Unnamed: 0,prompt_id,prompt_type,condition_A,condition_B,ks_mean,ks_std,ks_sem,ks_ci_low,ks_ci_high,sym_mean,sym_std,sym_sem,sym_ci_low,sym_ci_high
0,fact_1,factual,aya_en,aya_fr,0.84375,0.233588,0.029199,0.786521,0.900979,0.15625,0.233588,0.029199,0.099021,0.213479
1,fact_2,factual,aya_en,aya_fr,0.796875,0.247507,0.030938,0.736236,0.857514,0.203125,0.247507,0.030938,0.142486,0.263764
2,fact_3,factual,aya_en,aya_fr,0.914062,0.190127,0.023766,0.867481,0.960644,0.085938,0.190127,0.023766,0.039356,0.132519
3,open_1,open,aya_en,aya_fr,0.820312,0.241805,0.030226,0.76107,0.879555,0.179688,0.241805,0.030226,0.120445,0.23893
4,open_2,open,aya_en,aya_fr,0.773438,0.250867,0.031358,0.711975,0.8349,0.226562,0.250867,0.031358,0.1651,0.288025
5,open_3,open,aya_en,aya_fr,0.90625,0.196699,0.024587,0.858059,0.954441,0.09375,0.196699,0.024587,0.045559,0.141941


In [12]:
# Aggregate by condition pair and prompt type
agg = (
    results_df
    .groupby(["condition_A", "condition_B", "prompt_type"])
    .agg(
        sym_mean=("sym_mean", "mean"),
        sym_std=("sym_mean", "std"),
        n_prompts=("prompt_id", "nunique"),
    )
    .reset_index()
)

agg


Unnamed: 0,condition_A,condition_B,prompt_type,sym_mean,sym_std,n_prompts
0,aya_en,aya_fr,factual,0.148438,0.058983,3
1,aya_en,aya_fr,open,0.166667,0.067357,3


### Note on Inuktitut (IU) as an Out-of-Distribution Language

Inuktitut is not part of the declared language coverage of the models evaluated here. Nevertheless, the models can still be prompted with Inuktitut text, and will produce outputs conditioned on that input, even if the tokenizer, internal representations, or generation behavior are not optimized for this language. In this setting, we do not assume fluent or correct Inuktitut generation. Instead, we treat Inuktitut as an **out-of-distribution stress test** for multilingual robustness. Model outputs generated from Inuktitut prompts are translated back to English using a fixed translation system, and the resulting English texts are used for embedding and distributional comparison.
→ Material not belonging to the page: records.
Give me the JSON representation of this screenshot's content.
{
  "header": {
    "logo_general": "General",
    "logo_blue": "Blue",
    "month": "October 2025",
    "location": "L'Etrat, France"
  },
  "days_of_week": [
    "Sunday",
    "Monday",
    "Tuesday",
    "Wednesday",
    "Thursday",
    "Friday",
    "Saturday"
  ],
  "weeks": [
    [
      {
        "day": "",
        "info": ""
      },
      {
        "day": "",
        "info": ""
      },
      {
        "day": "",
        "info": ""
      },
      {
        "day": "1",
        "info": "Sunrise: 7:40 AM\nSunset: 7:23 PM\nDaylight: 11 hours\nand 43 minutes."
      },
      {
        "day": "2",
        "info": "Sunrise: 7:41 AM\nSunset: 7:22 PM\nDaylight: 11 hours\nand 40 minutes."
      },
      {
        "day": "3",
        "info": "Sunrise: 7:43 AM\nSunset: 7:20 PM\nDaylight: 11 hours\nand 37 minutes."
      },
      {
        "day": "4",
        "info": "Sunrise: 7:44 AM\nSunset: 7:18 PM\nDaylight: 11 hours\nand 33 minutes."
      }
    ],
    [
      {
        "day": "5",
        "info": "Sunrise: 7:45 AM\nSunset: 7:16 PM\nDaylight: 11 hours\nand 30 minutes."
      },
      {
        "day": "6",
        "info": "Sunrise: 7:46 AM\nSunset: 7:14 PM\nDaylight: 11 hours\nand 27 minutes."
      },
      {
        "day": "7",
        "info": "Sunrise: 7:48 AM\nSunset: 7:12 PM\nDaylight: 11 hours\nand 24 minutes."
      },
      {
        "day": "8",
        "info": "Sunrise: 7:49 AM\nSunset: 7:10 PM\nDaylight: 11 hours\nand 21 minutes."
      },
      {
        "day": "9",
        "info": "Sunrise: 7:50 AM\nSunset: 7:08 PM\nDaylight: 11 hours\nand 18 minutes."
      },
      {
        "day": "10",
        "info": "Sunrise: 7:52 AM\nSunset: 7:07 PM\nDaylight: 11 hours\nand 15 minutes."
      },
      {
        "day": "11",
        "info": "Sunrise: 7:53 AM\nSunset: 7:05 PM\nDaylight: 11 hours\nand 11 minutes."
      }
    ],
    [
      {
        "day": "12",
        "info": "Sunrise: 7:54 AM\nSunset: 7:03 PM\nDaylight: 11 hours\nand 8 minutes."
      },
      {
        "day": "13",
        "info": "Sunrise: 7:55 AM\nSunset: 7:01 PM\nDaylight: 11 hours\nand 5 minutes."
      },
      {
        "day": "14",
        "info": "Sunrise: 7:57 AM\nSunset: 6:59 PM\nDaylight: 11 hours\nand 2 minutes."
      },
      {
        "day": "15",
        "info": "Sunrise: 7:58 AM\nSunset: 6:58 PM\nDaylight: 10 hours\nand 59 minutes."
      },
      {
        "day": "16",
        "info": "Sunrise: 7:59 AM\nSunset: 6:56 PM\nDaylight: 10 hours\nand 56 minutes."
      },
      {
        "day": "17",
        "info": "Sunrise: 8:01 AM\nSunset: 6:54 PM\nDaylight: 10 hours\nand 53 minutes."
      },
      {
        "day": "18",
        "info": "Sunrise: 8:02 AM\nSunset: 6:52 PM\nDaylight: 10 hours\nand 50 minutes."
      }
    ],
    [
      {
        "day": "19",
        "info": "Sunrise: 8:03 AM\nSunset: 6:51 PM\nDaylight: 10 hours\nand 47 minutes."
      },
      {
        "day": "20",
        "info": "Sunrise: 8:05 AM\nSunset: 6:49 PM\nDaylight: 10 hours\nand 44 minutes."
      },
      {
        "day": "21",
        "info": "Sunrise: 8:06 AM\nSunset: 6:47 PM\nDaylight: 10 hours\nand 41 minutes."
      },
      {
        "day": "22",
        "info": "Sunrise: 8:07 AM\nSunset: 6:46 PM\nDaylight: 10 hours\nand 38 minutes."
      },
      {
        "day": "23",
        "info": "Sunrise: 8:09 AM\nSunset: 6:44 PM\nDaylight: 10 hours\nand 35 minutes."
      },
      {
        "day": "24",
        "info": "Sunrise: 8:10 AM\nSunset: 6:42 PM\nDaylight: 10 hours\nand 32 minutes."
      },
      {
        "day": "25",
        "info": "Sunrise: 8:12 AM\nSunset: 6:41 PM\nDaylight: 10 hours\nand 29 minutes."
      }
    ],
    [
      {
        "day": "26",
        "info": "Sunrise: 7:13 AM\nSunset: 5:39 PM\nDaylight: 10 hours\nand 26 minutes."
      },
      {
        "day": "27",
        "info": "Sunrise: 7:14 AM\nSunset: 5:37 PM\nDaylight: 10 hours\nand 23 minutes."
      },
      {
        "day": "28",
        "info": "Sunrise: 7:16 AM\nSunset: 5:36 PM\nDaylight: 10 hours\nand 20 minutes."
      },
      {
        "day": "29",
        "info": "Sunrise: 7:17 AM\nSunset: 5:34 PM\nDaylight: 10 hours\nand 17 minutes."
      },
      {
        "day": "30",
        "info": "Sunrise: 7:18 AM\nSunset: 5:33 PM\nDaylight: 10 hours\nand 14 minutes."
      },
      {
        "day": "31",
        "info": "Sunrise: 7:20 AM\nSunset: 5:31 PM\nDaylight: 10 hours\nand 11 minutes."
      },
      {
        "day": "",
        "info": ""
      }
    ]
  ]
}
This translation step is treated as a measurement instrument rather than ground truth, allowing us to assess how much semantic signal survives when the model is driven through an extreme low-resource linguistic channel.
Since the IU language is not included, the model will probably try to answer in English. We can try to do some prompt engineering, for example

"Please answer in Inuktitut. Do not switch languages. If unsure, still respond in Inuktitut."